UESPI - Universidade Estadual do Piauí — Prova 2020
Roberto, três anos, é levado à emergência pediátrica com história de febre (39°C) há 12 dias, “inchaço” no pescoço por sete dias e conjuntivite não purulenta em ambos os olhos. Exame físico: febril, adenomegalia cervical posterior esquerda medindo 2cm, sem sinais flogísticos, hiperemia de conjuntiva sem exudato,edema de mãos e pés, lábios secos e fissurados. Nesse caso, deve ser instituído tratamento precoce com:
Criança com febre prolongada + 4 dos 5 critérios Kawasaki → iniciar imunoglobulina IV e aspirina para prevenir aneurismas coronarianos.
O quadro clínico de Roberto (febre > 5 dias, conjuntivite não purulenta, adenomegalia cervical, edema de mãos e pés, lábios fissurados) preenche os critérios para Doença de Kawasaki. O tratamento precoce com imunoglobulina intravenosa (IVIG) e aspirina é crucial para prevenir a complicação mais grave: a formação de aneurismas de artéria coronária.
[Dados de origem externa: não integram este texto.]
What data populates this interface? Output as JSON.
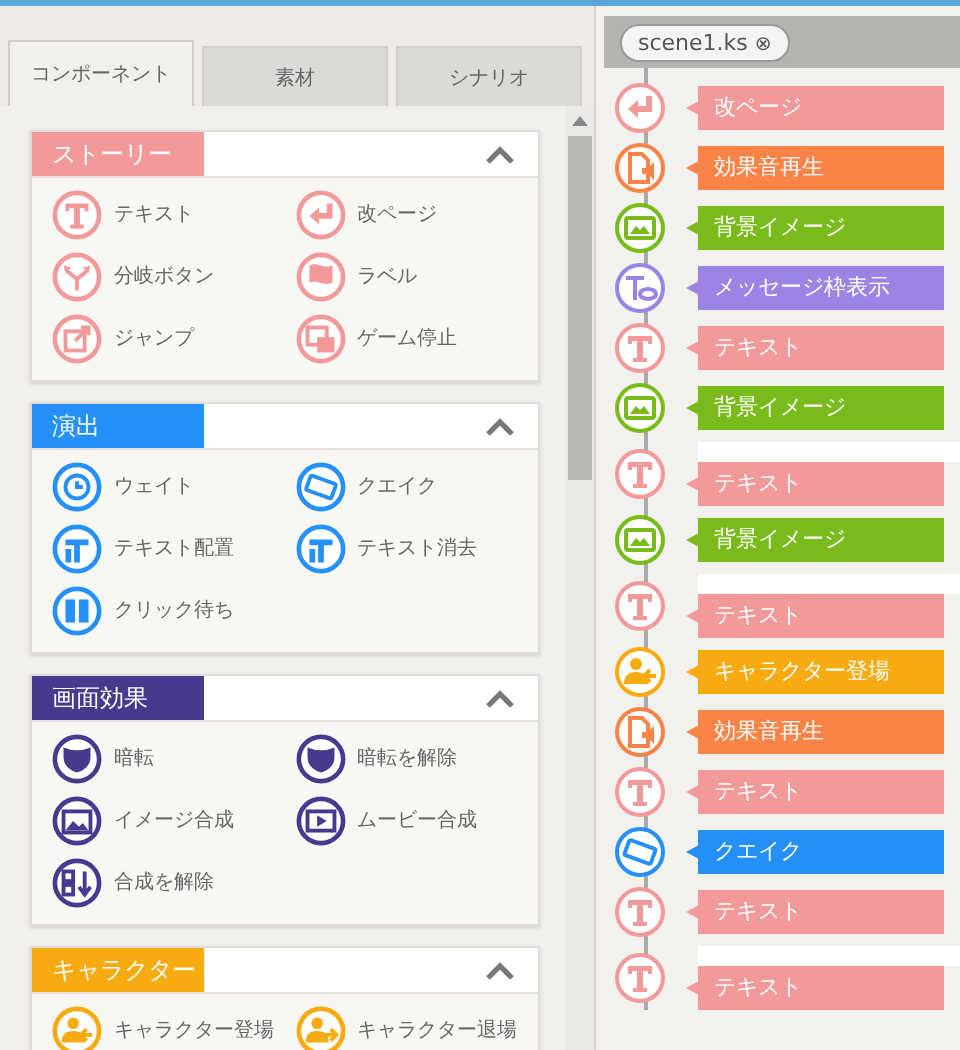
{
  "tabs": [
    {
      "label": "コンポーネント",
      "selected": true
    },
    {
      "label": "素材",
      "selected": false
    },
    {
      "label": "シナリオ",
      "selected": false
    }
  ],
  "sections": [
    {
      "title": "ストーリー",
      "color": "#f29a9a",
      "expanded": true,
      "items": [
        {
          "label": "テキスト",
          "kind": "text"
        },
        {
          "label": "改ページ",
          "kind": "page-break"
        },
        {
          "label": "分岐ボタン",
          "kind": "branch"
        },
        {
          "label": "ラベル",
          "kind": "label"
        },
        {
          "label": "ジャンプ",
          "kind": "jump"
        },
        {
          "label": "ゲーム停止",
          "kind": "stop"
        }
      ]
    },
    {
      "title": "演出",
      "color": "#2490f8",
      "expanded": true,
      "items": [
        {
          "label": "ウェイト",
          "kind": "wait"
        },
        {
          "label": "クエイク",
          "kind": "shake"
        },
        {
          "label": "テキスト配置",
          "kind": "text-place"
        },
        {
          "label": "テキスト消去",
          "kind": "text-clear"
        },
        {
          "label": "クリック待ち",
          "kind": "click-wait"
        }
      ]
    },
    {
      "title": "画面効果",
      "color": "#47398e",
      "expanded": true,
      "items": [
        {
          "label": "暗転",
          "kind": "fade"
        },
        {
          "label": "暗転を解除",
          "kind": "fade"
        },
        {
          "label": "イメージ合成",
          "kind": "image"
        },
        {
          "label": "ムービー合成",
          "kind": "movie"
        },
        {
          "label": "合成を解除",
          "kind": "unlayer"
        }
      ]
    },
    {
      "title": "キャラクター",
      "color": "#f8ab10",
      "expanded": true,
      "items": [
        {
          "label": "キャラクター登場",
          "kind": "char-in"
        },
        {
          "label": "キャラクター退場",
          "kind": "char-out"
        }
      ]
    }
  ],
  "file_tab": {
    "label": "scene1.ks",
    "close": "⊗"
  },
  "timeline": [
    {
      "label": "改ページ",
      "kind": "page-break",
      "color": "#f29a9a",
      "spaced": false
    },
    {
      "label": "効果音再生",
      "kind": "sound",
      "color": "#fa8447",
      "spaced": false
    },
    {
      "label": "背景イメージ",
      "kind": "bg",
      "color": "#79bb1b",
      "spaced": false
    },
    {
      "label": "メッセージ枠表示",
      "kind": "message",
      "color": "#9c84e5",
      "spaced": false
    },
    {
      "label": "テキスト",
      "kind": "text",
      "color": "#f29a9a",
      "spaced": false
    },
    {
      "label": "背景イメージ",
      "kind": "bg",
      "color": "#79bb1b",
      "spaced": false
    },
    {
      "label": "テキスト",
      "kind": "text",
      "color": "#f29a9a",
      "spaced": true
    },
    {
      "label": "背景イメージ",
      "kind": "bg",
      "color": "#79bb1b",
      "spaced": false
    },
    {
      "label": "テキスト",
      "kind": "text",
      "color": "#f29a9a",
      "spaced": true
    },
    {
      "label": "キャラクター登場",
      "kind": "char-in",
      "color": "#f8ab10",
      "spaced": false
    },
    {
      "label": "効果音再生",
      "kind": "sound",
      "color": "#fa8447",
      "spaced": false
    },
    {
      "label": "テキスト",
      "kind": "text",
      "color": "#f29a9a",
      "spaced": false
    },
    {
      "label": "クエイク",
      "kind": "shake",
      "color": "#2490f8",
      "spaced": false
    },
    {
      "label": "テキスト",
      "kind": "text",
      "color": "#f29a9a",
      "spaced": false
    },
    {
      "label": "テキスト",
      "kind": "text",
      "color": "#f29a9a",
      "spaced": true
    }
  ]
}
A Doença de Kawasaki (DK) é uma vasculite sistêmica aguda da infância, de etiologia desconhecida, que afeta predominantemente crianças menores de 5 anos. É a principal causa de doença cardíaca adquirida em crianças nos países desenvolvidos. O reconhecimento precoce é crucial devido ao risco de complicações cardiovasculares graves, especialmente os aneurismas de artéria coronária. A fisiopatologia envolve uma resposta imune desregulada que leva à inflamação dos vasos sanguíneos, particularmente as artérias coronárias. O diagnóstico é clínico, baseado na presença de febre por pelo menos 5 dias e quatro dos cinco critérios principais: conjuntivite bilateral não purulenta, alterações orais (lábios fissurados, língua em framboesa), exantema polimorfo, alterações de extremidades (edema, eritema, descamação) e adenomegalia cervical. Exames laboratoriais mostram inflamação aguda. O tratamento padrão-ouro consiste na administração de imunoglobulina intravenosa (IVIG) em dose única e aspirina em dose anti-inflamatória, seguida de dose antiplaquetária. A IVIG deve ser administrada idealmente nos primeiros 10 dias de doença para reduzir significativamente o risco de aneurismas coronarianos. O acompanhamento cardiológico com ecocardiograma é essencial para monitorar a evolução e detectar precocemente as complicações.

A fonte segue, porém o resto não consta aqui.